In one of the most astonishingly fallacious assertions in an essay teeming with astonishingly fallacious assertions, ..... writes “Critics claim tariffs will raise steel prices.  That’s questionable.  The opposite is more likely to happen, industry experts suggest.  Tariffs will shift demand to domestic steel, enabling plants here to operate closer to capacity.  That will bring down the unit price of American-made steel – not raise it.  That’s Economics 101” ... Here are relevant lessons that are really taught in Economics 101 ... First, shielding producers from competition makes the outputs they produce more scarce, thus raising prices.  Second, if it is true ..... that untapped economies of scale are available by expanding outputs, and that such expansions will lower prices and enable (in this case) American steel and aluminum producers to profitably charge lower prices than they now charge, then American steel and aluminum producers will so expand their outputs without any government prodding.  So why have they not yet done so? That is.... the current existence of untapped economies of scale is true, then the men and women who currently run American steel- and aluminum-producing firms should not be rewarded with protection from competition but, instead, fired for gross incompetence.

 First, I guess if you make more perhaps the price would go down. But that depends on how rational the manufacturer is. They often do not do what one would expect. How do they set a price? Tariffs are just a plain tax on one segment of suppliers. If that supplier can deliver at a lower price then the tax brings the effective price higher. Got that, I think. But is the price related to the cost? Is the supplier subsidized?

The second argument is that there are scale economies and if so then the domestic manufacturer could use them to compete with an import. This again assumes that the management is willing to risk this because the competitor could drop their prices and it becomes a price death spiral. No logic, just price competition. Then the customers may start to hedge on futures against price changes and so forth.

The problem with economics is that managers are not as rational as the economists think they should be. The often do "stupid" things, which leads to results which are against "theory" and then the other side does similar things.

The true argument is not looking at this dispassionately as an economist but trying to understand the management and their motivation, as well as the customer, as well as the financial markets. It is truly messy! That is why I find economics too neat for a messy world.

Monday, March 12, 2018

Are You Out of Your Mind?

The issue is Qualcomm. The NY Times states:

The extraordinary decision by the president underscored the increasingly protectionist stance his administration has taken in recent weeks to shelter American companies and ward off foreign investment in the United States.
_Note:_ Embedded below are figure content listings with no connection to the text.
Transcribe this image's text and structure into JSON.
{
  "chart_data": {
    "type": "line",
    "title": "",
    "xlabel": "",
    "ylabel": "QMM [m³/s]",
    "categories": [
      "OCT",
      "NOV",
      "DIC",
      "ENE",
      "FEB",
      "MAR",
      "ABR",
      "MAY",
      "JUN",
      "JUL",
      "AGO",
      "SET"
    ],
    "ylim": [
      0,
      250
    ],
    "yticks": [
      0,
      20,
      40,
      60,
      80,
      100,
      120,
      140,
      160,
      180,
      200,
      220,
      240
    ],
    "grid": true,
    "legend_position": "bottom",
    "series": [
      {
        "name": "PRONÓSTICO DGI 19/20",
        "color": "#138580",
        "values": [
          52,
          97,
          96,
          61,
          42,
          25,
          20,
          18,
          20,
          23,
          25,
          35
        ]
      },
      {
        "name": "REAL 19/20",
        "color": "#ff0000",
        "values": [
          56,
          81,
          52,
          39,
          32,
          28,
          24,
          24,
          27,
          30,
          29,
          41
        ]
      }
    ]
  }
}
The above are the original Qualcomm chips made for CDMA back in 1992. They were given to me when I was COO of Wireless.

Before commenting let me present some bona fides. The founder of Qualcomm was my advisor at MIT decades ago. At NYNEX I ran the venture investment fund and we along with two other Telcos invested a total of $15 million in the company. It also was one of the best if not the best investment made by the company.
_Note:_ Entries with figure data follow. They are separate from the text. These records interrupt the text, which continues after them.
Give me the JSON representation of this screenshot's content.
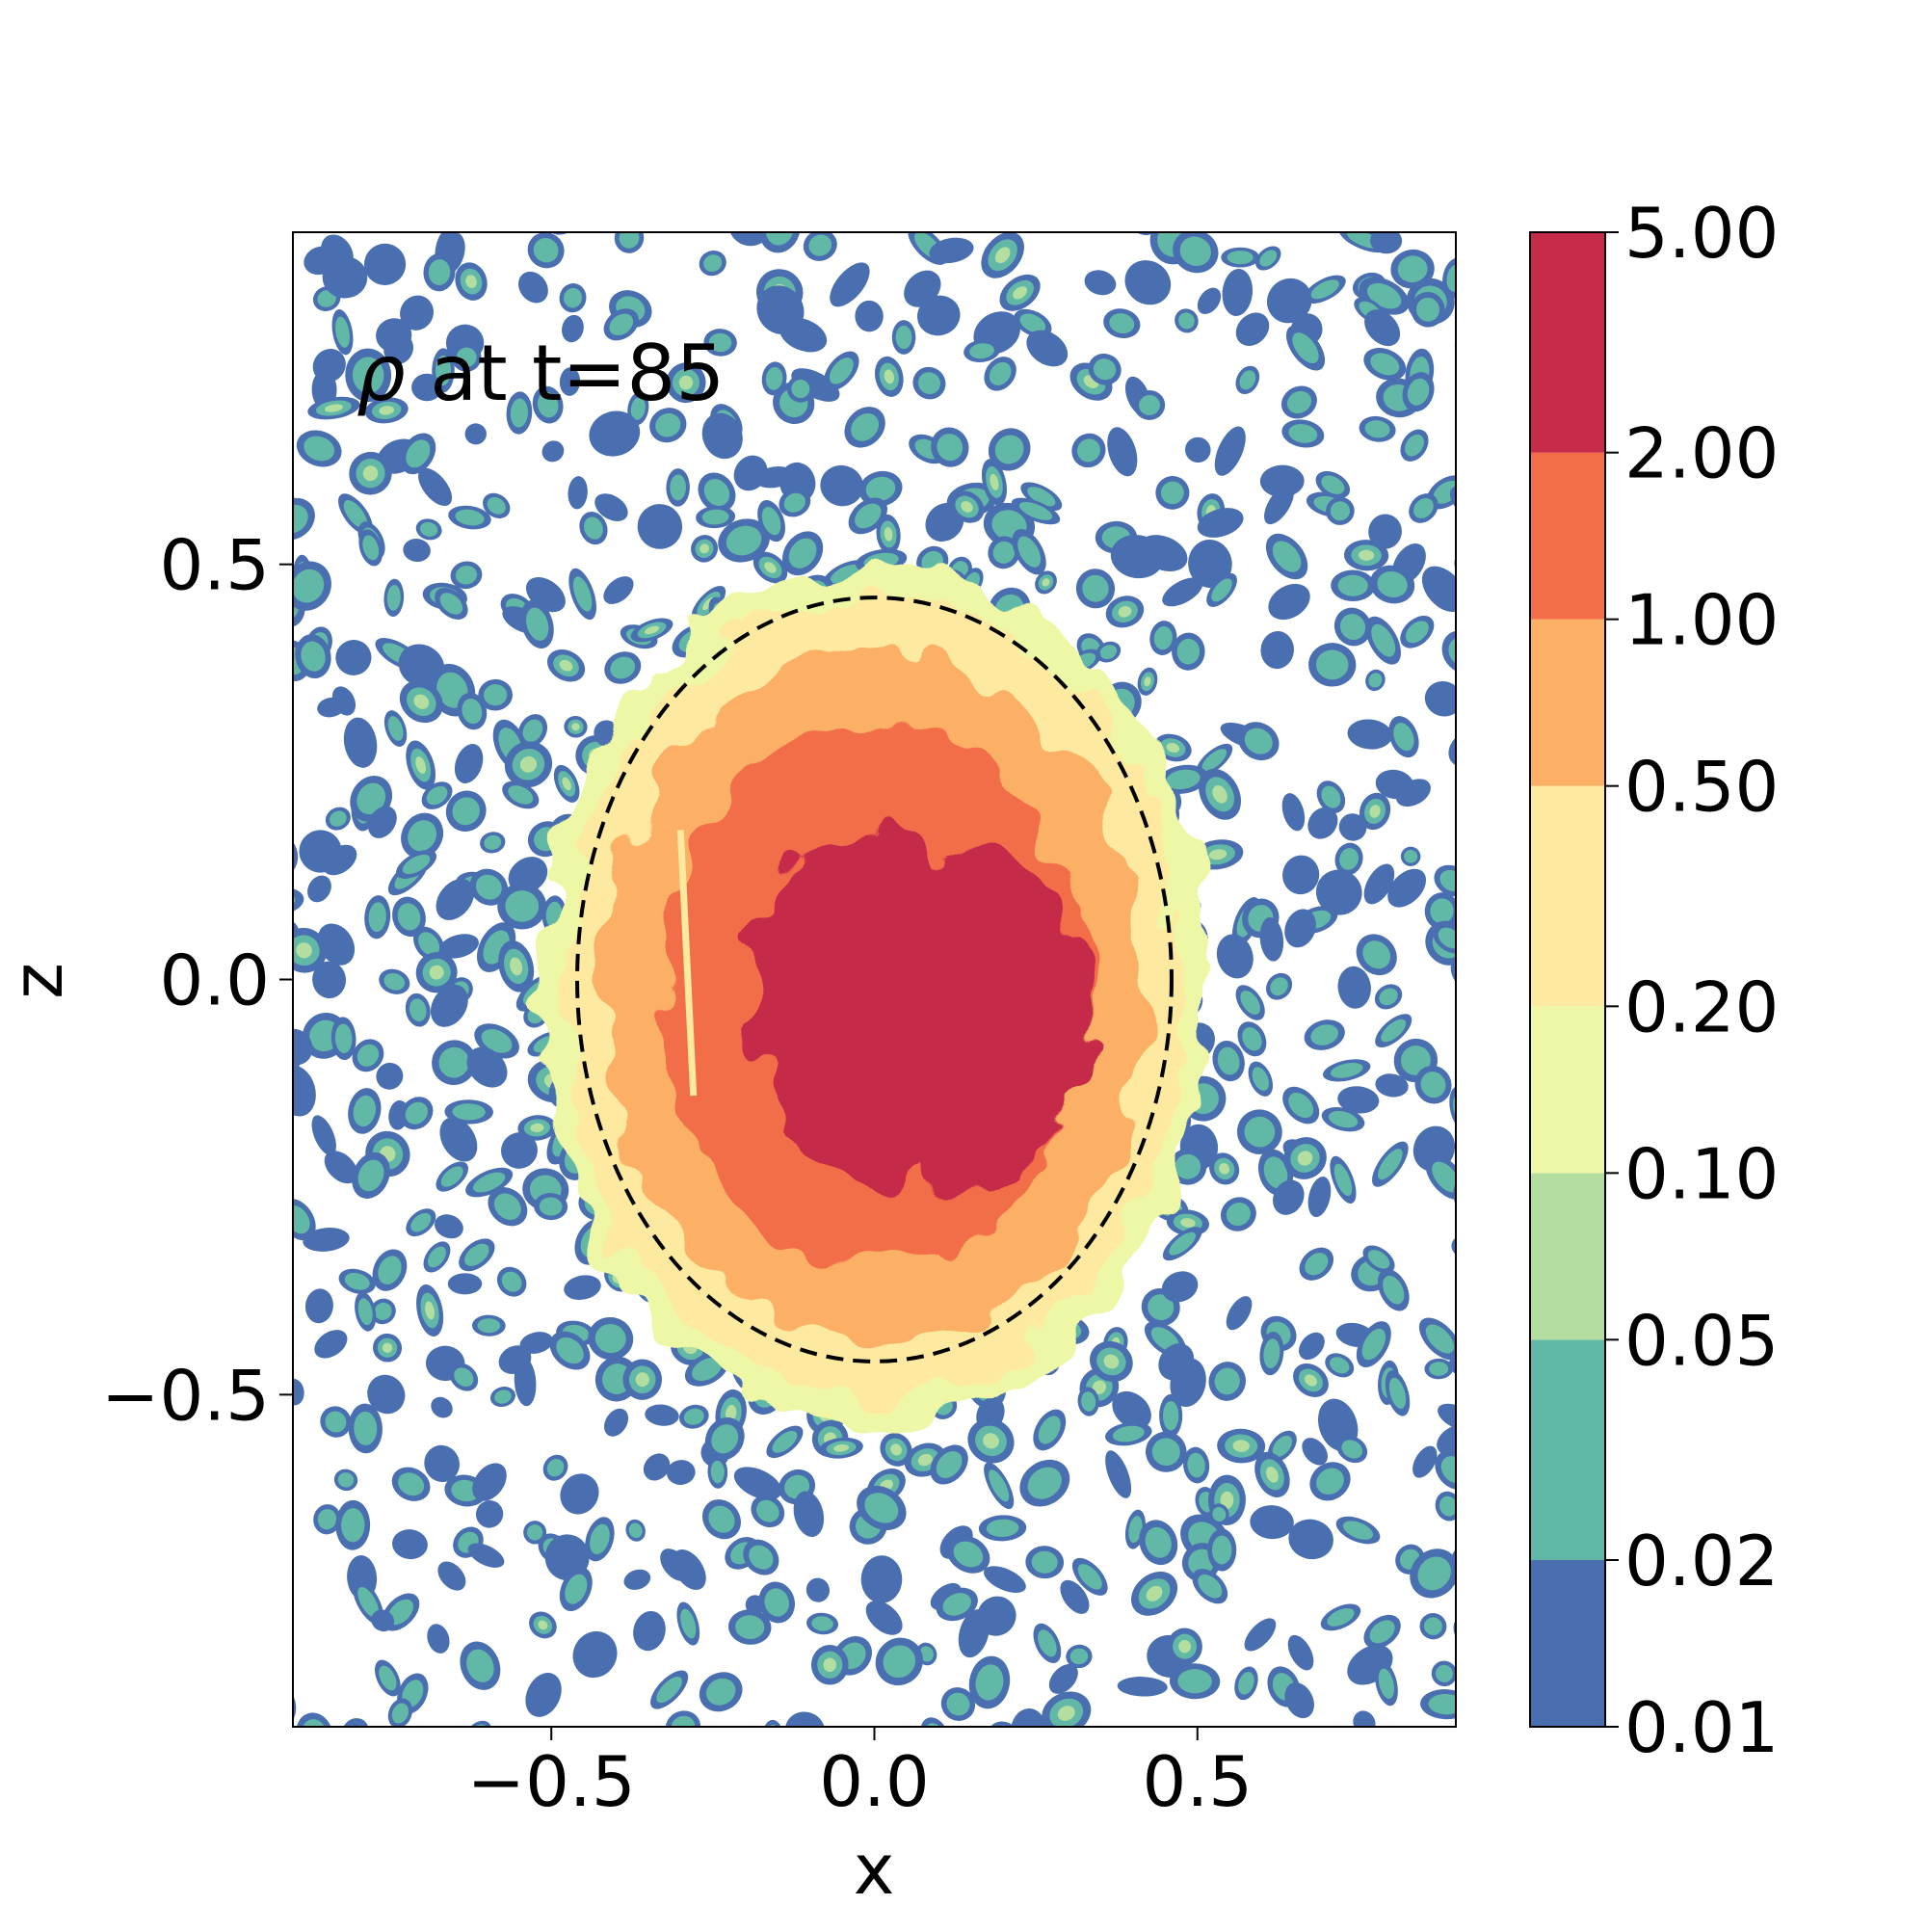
{
  "chart_data": {
    "type": "heatmap",
    "subtype": "filled contour map",
    "title": "ρ at t=85",
    "title_parts": {
      "symbol": "ρ",
      "rest": " at t=85"
    },
    "xlabel": "x",
    "ylabel": "z",
    "xlim": [
      -0.9,
      0.9
    ],
    "ylim": [
      -0.9,
      0.9
    ],
    "xticks": [
      {
        "value": -0.5,
        "label": "−0.5"
      },
      {
        "value": 0.0,
        "label": "0.0"
      },
      {
        "value": 0.5,
        "label": "0.5"
      }
    ],
    "yticks": [
      {
        "value": 0.5,
        "label": "0.5"
      },
      {
        "value": 0.0,
        "label": "0.0"
      },
      {
        "value": -0.5,
        "label": "−0.5"
      }
    ],
    "contour_levels": [
      0.01,
      0.02,
      0.05,
      0.1,
      0.2,
      0.5,
      1.0,
      2.0,
      5.0
    ],
    "colorbar": {
      "tick_labels": [
        "0.01",
        "0.02",
        "0.05",
        "0.10",
        "0.20",
        "0.50",
        "1.00",
        "2.00",
        "5.00"
      ],
      "band_colors": [
        "#4a6fb0",
        "#62b8a6",
        "#b4dea0",
        "#eef7a6",
        "#fde9a0",
        "#fcb066",
        "#f26e48",
        "#c62b4a"
      ]
    },
    "reference_circle": {
      "center": [
        0.0,
        0.0
      ],
      "radius": 0.46,
      "style": "dashed",
      "color": "#000000"
    },
    "structure": {
      "core": {
        "center": [
          0.05,
          -0.05
        ],
        "radius": 0.24,
        "level_min": 2.0
      },
      "shell_1": {
        "radius": 0.33,
        "level_min": 1.0
      },
      "shell_2": {
        "radius": 0.42,
        "level_min": 0.5
      },
      "shell_3": {
        "radius": 0.48,
        "level_min": 0.2
      },
      "background": "noisy speckle, values 0.01–0.1"
    }
  }
}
Then as COO of the wireless company, now Verizon Wireless I circled the world convincing many manufacturers and carriers of the benefits of CDMA and thus fully monetizing the company. Thus I have some knowledge to say the least. Second the proposed buyer is alleged to have close ties with various Mainland Chinese entities who in turn are close to the PLA, the Communist Chinese Army!

Now does it make sense to have a potential adversary own and run a company whose products are used in strategic US systems? Hopefully any moron would know the answer to that. Thus Trump's decision is hardly protectionist, it is the only decision he could ever make as the President of the United States! Next we could have seen the chips in North Korean Ballistic Missiles on their way to San Diego or elsewhere.

Thus one wonders who writes these absurd pieces for the NY Times. Fake News, no, Dumb News, yes!